Rehana Rossouw
THEY’VE been labelled reactionaries, racists and gravy-train wannabes, but the group of former United Democratic Front activists, church leaders, youth leaders and unionists behind the “December 1 Movement” believes the political salvation of coloureds lies in their hands.
They are gathering in Cape Town this weekend to fine-tune plans for their launch, the culmination of months of debate, some of which has raged in the local press. There have been sharp skirmishes between African National Congress leaders and the proponents of a coloured movement and at times the debate degenerated into personal attacks.
For some, the movement is seen as a betrayal on the part of people who should be working from within political parties to correct weaknesses in addressing the fears and aspirations of coloureds.
The ANC provincial leadership elected last month will address the implications of the movement at a bosberaad they have planned for November 2. The National Party, which enjoys the support of the majority of coloureds, has remained mum.
The movement was named to commemorate the emancipation of coloured slaves on December 1 1834. At this stage, the group is not willing to identify themselves – they will elect a committee on Sunday which will speak on their behalf.
In discussion documents drafted by the movement’s proponents and obtained by the Mail & Guardian, some of their objectives emerge. The coloured community has confounded political analysts and dismayed activists by voting for the NP in the 1994 and 1996 elections. Former UDF activists believe this is a case of “the chickens coming home to roost” – a consequence of activists’ inability to understand the community.
Many had believed that the presence of coloureds at anti-apartheid marches and rallies in the past would translate into a “vote for freedom” along with other oppressed communities in South Africa.
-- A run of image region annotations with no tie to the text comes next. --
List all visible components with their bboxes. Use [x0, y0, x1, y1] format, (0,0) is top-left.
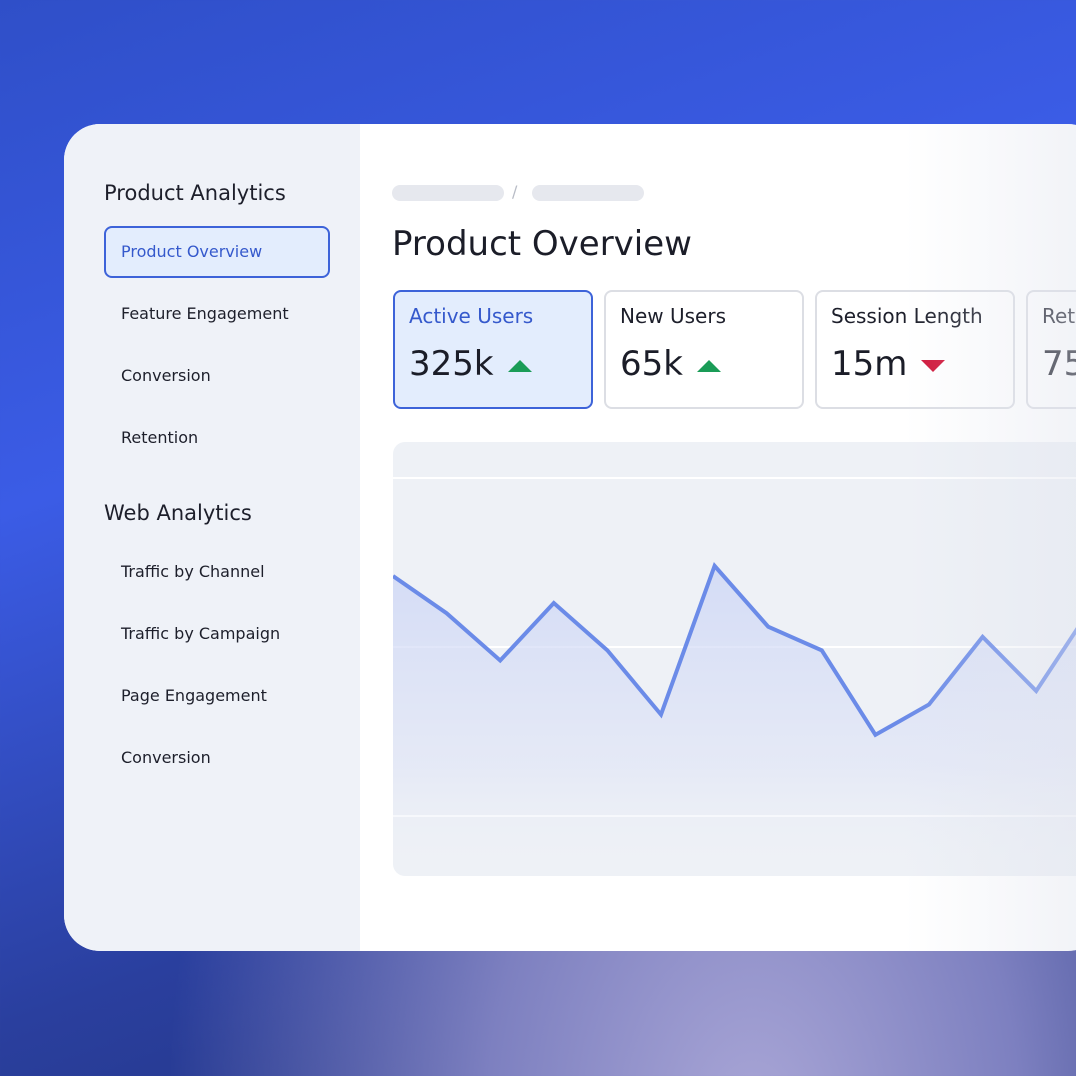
nav-item[interactable]: Product Overview: [104, 226, 330, 278]
nav-item[interactable]: Page Engagement: [121, 686, 267, 705]
kpi-number: 15m: [831, 344, 908, 384]
chart-panel: [393, 442, 1076, 876]
kpi-card[interactable]: New Users 65k: [604, 290, 804, 409]
kpi-number: 75: [1042, 344, 1076, 384]
kpi-value: 325k: [409, 344, 532, 384]
group-title: Web Analytics: [104, 501, 252, 525]
page-title: Product Overview: [392, 224, 692, 264]
area: [393, 565, 1076, 876]
nav-item[interactable]: Feature Engagement: [121, 304, 289, 323]
nav-item[interactable]: Retention: [121, 428, 199, 447]
trend-up: [696, 359, 721, 372]
kpi-value: 75: [1042, 344, 1076, 384]
kpi-number: 65k: [620, 344, 683, 384]
kpi-label: Rete: [1042, 304, 1076, 328]
kpi-card[interactable]: Active Users 325k: [393, 290, 593, 409]
breadcrumb-placeholder[interactable]: [532, 185, 644, 201]
nav-item[interactable]: Conversion: [121, 748, 211, 767]
kpi-value: 65k: [620, 344, 721, 384]
trend-up: [507, 359, 532, 372]
kpi-number: 325k: [409, 344, 494, 384]
kpi-card[interactable]: Session Length 15m: [815, 290, 1015, 409]
trend-down: [921, 359, 946, 372]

In post-apartheid South Africa, coloureds have been used by mainstream political parties as voting fodder, and their ongoing fears about issues like affirmative action and government allocation of resources like housing and education are not being addressed.
The movement’s proponents believe a “safe environment” has to be created outside political parties to debate solutions to problems coloureds experience. They are also offering a haven to people who believe coloureds are a distinct racial group and would like a vehicle to promote their culture.
Some of the objectives proposed in the documents are to draw coloured people back into the political and economic mainstream; to develop non-racialism in the Western Cape; to begin asserting pride among coloureds in the Cape with the aim of including them in the new South African nation; and to challenge other parties to change their political orientation in the province.
The group is still debating the organisation’s character: whether it should be established as a political party, social movement, pressure group or cultural movement. This issue should be finalised on Sunday.
Ironically, some of the inspiration for the movement’s name is drawn from Deputy President Thabo Mbeki’s speech at the adoption of the draft Constitution earlier this year.
“I owe my being to the Khoi and the San whose desolate souls haunt the great expanses of the beautiful Cape – they who fell victim to the most merciless genocide our native land has ever seen, they who were the first to lose their lives in the struggle to defend our freedom and independence and they who, as a people, perished in the result,” Mbeki said.
“Today, as a country, we keep an audible silence about these ancestors of the generations that live, fearful to admit the horror of a former deed, seeking to obliterate from our memories a cruel occurrence which, in its remembering, should teach us not and never to be inhuman again.”
In the Cape today descendants of the indigenous population, mixed liberally with Caucasians and East Indian slaves, are claiming a unique heritage and recognition that their apartheid-designated label of “coloured” best describes their community.
An argument is made in one of the documents motivating the name of the December 1 Movement, that coloureds were the only nation to experience slavery in South Africa and that the community has not yet come to terms with the trauma it caused. “Our community’s salvation lies in moving from … angst and trauma to our eventual coming to terms with the fact that we are an African people who have emerged at this special point in our nation’s history along a path uniquely ours,” the document reads.
“The experience of slavery was not known to the rest of our nation. The essence of our identity was shaped within this crucible of suffering.”
“We need a movement that will form a bridge along which our people can move from where they are in terms of value and attitudes to where those less burdened by the shackles of history are to be found.